Hollywood Boulevard is the last unretouched Main Street in Los Angeles. By day and by night, the sidewalks host a constant parade of pedestrians – lingerers, tourists, hipsters, small shopkeepers, clerks, high school students, and Scientologists. Buildings that were lovingly detailed from the parapet down are largely intact, although many are hidden behind shoddy stucco updates or plywood board-up. The street is, in a way, an oasis for those who prefer to ply the margins and reject the phenomenon of predigested city life – the type of urbanism embodied by the likes of Colorado Boulevard in Pasadena and 3rd Street Promenade in Santa Monica. This quality, indeed, is what developers are trading on as they race to retool 1920s and 30s office buildings and department stores in Hollywood into chic lofts for flush denizens who fancy themselves as taking a walk on the wild side.
The Los Angeles Forum for Architecture & Urban Design is hosting a competition to take a 15-foot wide storefront on Hollywood Boulevard and give the façade and first floor interior an identity. This is the first permanent home for the Forum in its 20-year history. The space will become a revolving gallery, Chautauqua, stage, and hang-out where the Forum will present exhibits, talks, and occasional competitions.
The notion of Liner is to find a compelling set of useable forms that express the Forum’s commitment to subvert accepted beliefs and foment an incendiary conversation about the built environment. The Forum insists upon being provocative, and favors the unresolved and experimental over the conventional. The Forum is not a society for professional advancement. The Forum is an on-going meditation on the give-and-take between design and the irrepressible, often inscrutable life of the city.

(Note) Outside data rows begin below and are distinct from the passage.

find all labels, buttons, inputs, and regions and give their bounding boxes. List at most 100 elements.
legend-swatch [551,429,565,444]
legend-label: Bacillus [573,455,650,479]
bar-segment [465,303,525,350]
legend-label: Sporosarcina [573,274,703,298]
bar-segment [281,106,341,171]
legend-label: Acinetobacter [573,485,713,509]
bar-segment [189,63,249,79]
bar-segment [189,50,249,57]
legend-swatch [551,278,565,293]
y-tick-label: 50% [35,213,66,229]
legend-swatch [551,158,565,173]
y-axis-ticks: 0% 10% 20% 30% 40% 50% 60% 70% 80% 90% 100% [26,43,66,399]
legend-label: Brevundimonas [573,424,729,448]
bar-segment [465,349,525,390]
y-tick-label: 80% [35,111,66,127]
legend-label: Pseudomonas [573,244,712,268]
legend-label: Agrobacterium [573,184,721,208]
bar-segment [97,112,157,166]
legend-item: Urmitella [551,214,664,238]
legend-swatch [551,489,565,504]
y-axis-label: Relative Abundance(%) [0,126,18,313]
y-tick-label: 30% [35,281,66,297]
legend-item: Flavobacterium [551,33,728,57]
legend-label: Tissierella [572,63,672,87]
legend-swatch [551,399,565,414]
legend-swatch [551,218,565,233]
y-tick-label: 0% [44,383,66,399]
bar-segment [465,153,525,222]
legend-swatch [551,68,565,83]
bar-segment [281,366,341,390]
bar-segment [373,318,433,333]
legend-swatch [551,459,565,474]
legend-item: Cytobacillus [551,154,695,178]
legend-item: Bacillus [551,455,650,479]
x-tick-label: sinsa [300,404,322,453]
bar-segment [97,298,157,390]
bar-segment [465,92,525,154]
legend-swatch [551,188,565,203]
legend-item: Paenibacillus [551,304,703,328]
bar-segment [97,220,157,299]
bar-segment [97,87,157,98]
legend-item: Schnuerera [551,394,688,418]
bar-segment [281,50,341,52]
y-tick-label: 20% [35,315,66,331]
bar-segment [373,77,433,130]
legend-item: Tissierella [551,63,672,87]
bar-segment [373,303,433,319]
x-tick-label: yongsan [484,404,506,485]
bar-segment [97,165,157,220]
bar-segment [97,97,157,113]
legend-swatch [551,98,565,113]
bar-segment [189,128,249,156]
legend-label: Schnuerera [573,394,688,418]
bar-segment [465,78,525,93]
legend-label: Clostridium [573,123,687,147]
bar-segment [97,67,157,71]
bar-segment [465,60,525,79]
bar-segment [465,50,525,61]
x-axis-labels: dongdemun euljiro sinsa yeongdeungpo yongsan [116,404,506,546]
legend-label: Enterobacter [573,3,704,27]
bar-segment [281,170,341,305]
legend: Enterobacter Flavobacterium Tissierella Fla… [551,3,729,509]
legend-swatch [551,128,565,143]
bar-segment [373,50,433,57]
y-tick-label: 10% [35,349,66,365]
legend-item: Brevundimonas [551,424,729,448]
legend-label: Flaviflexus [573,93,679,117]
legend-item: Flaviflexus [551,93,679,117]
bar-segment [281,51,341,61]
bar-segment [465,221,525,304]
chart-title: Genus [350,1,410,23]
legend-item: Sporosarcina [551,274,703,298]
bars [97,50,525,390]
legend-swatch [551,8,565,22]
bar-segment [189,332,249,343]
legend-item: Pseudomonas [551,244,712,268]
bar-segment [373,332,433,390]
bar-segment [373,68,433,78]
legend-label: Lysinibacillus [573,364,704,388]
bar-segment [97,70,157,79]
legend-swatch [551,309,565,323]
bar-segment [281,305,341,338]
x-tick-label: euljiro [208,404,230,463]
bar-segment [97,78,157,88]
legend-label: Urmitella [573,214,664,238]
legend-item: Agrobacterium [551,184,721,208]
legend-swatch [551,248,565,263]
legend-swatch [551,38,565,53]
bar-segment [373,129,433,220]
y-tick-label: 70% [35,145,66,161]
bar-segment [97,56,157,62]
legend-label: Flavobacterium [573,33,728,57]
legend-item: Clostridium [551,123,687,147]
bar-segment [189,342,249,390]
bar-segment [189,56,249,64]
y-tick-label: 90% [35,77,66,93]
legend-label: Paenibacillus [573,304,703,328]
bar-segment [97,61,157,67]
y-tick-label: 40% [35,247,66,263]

As it now exists, the room is little more than walls, ceiling, and floor. It is, in other words, empty. Two storefront windows flank the front entrance, and these spaces are, as well, up for grabs. There are very few limits to the competition, except that whatever the Forum installs must be moveable. The space is shared with the Woodbury School of Architecture, and thus the Liner project must have something of a chameleon quality. A dais, bleachers, gallery boards – all of these are possible objects that the Forum will require for its occasional use. But when not in use, the items must transform and either become something else or be easily removed from the space for storage on site.